ReplyDeleteI z calego serducha z mocno zacisnietymi kciukami kibicuje ci aby bylo ci dobrze na tej farmacji! <3
ReplyDeleteUwielbiam marchewke a sok z marchwii kocham jednak nie moge pic ani jesc zbyt duzo marchewki bo moj zoladek jak i watroba zbyt dobrze na nia nie reaguja! Tak jak napisalas skora staje sie lekko pomaranczowa u mnie podobnie ale to dlatego ze moj organizm nie radzi sobie ze zbyt duza iloscia karotenu! Dlatego od dzieciaka uwazam na marchewke! Co nie znaczy ze (co roz xD) jej nie wcinam a sok ze swiezego buraka, marchewki i jablka to moj ulubiony sok! <3
Versjada
Nie znam żadnych kosmetyków z marchewką w roli głównej :D Nie przepadam za tym warzywem, chociaż staram się je co nie raz jeść :D Jak zwykle spodobał mi się post - piszesz je ciekawie i chętnie do nich wracam :D
ReplyDeleteMarchewka- do dziś wchodzę do ogrodu babci i wyciągam największe egzemplarze, by sie nimi zajadać. Miałam przepis na maseczkę z marchwi- podobno działa cuda. Twój post jest bardzo pomocny! <3
ReplyDeleteMarchewki są bardzo zdrowe i lubię je spożywać, ale jeszcze nie miałam żadnego kosmetyku, w którego skład by wchodziła marchewka.
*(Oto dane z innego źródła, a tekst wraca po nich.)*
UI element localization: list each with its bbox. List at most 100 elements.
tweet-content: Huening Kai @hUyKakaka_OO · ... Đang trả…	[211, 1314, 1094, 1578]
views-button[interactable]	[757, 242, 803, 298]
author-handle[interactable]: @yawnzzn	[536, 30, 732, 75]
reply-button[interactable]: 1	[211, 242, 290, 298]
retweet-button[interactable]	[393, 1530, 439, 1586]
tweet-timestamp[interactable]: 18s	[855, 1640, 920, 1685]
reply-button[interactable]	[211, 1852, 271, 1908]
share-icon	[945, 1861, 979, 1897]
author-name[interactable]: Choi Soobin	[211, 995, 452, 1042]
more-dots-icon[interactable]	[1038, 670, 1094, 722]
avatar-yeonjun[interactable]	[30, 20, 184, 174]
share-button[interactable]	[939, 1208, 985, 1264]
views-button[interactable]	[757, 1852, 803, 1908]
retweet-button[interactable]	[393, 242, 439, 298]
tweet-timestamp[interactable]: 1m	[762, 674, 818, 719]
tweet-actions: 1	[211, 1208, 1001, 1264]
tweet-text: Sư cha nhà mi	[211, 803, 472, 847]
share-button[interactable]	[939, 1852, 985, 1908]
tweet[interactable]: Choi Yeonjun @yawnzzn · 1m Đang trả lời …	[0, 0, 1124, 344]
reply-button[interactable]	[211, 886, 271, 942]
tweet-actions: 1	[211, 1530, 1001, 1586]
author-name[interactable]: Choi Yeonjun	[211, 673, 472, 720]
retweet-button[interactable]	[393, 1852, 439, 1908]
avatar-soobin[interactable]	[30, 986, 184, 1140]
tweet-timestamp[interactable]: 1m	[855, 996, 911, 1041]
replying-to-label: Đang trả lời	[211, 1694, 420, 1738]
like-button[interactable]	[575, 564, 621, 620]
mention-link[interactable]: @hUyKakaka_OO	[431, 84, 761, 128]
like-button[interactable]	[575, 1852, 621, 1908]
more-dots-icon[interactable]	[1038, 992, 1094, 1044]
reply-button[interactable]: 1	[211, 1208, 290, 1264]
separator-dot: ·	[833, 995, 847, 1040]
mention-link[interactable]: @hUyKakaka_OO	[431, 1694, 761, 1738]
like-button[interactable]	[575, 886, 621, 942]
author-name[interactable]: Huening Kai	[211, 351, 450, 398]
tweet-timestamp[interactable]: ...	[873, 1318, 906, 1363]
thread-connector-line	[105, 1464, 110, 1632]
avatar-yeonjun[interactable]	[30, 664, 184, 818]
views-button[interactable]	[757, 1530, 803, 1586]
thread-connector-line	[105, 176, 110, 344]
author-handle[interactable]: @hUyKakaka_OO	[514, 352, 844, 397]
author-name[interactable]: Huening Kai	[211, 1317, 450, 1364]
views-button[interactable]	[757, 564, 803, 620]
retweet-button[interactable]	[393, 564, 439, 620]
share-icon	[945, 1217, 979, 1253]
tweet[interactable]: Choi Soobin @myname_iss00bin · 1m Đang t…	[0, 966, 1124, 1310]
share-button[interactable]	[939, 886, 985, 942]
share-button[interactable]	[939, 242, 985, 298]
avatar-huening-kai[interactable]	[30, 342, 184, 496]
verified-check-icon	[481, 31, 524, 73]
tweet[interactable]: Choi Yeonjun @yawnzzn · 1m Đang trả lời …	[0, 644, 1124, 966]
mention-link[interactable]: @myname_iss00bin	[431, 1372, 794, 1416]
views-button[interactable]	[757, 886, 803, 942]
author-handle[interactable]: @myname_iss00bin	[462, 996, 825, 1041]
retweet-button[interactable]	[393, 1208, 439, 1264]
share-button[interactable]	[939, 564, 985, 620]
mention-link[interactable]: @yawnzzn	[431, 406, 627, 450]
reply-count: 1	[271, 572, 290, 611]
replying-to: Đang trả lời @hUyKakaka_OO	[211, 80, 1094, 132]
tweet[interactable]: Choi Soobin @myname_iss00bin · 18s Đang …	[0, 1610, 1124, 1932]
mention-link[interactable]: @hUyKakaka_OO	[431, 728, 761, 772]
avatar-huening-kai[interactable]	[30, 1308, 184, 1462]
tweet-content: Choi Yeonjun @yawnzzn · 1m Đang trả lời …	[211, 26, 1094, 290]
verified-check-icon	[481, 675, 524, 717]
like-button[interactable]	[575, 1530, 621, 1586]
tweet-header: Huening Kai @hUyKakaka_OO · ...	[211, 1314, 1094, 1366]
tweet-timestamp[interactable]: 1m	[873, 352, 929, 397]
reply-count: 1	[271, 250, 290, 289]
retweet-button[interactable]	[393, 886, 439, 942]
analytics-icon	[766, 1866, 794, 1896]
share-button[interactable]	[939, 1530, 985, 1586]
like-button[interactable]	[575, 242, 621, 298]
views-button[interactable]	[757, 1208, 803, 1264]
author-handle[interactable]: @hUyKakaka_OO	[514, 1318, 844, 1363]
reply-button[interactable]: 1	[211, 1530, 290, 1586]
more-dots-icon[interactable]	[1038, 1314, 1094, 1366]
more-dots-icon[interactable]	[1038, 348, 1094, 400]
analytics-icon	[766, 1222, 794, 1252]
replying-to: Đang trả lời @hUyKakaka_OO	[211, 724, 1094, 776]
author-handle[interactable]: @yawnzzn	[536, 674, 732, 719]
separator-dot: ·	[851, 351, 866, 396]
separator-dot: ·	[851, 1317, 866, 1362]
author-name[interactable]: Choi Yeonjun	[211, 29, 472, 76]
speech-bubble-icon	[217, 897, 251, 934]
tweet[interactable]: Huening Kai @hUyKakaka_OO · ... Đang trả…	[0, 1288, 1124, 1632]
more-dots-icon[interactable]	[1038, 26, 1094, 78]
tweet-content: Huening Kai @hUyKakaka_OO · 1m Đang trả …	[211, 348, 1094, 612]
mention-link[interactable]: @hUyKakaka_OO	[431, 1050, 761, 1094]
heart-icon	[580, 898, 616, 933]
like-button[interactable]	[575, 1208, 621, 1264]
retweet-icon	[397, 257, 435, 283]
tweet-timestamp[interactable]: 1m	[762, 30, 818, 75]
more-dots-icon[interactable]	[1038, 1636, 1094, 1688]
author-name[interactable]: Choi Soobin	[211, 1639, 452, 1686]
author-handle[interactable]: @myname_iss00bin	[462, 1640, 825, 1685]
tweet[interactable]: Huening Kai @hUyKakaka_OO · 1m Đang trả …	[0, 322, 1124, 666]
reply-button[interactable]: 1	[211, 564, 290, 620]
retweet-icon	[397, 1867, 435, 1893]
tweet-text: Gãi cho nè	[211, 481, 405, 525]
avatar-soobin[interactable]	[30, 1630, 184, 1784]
ReplyDeleteFarmacja wydaje się być na prawdę fajnym kierunkiem. Sama bym nią nie pogardziła.
Nice post!
ReplyDeleteSTYLEFORMANKIND.COM
Bloglovin
chyba wprowadzę do swojej diety surową marchewkę. Wydaje mi się, że gotowana nie ma już takich dobrych właściwości jak ta surowa :)
ReplyDeletehttp://wazkowa.blogspot.com/
Powodzenia na nowym etapie edukacji! Trzeba walczyć o swoje marzenia!! Trzymam kciuki!! <3 Co do samej bohaterki wpisu to uwielbiam jeść na surowo! Od stycznia do prawie połowy maja jadłam regularnie! To świetna przekąska np. podczas oglądania filmów! <3
ReplyDeleteJa zawsze marchewkę biorę jako przekąskę na uczelnie. :D A co do farmacji to trzymam kciuki, żeby wszystko się ułożyło!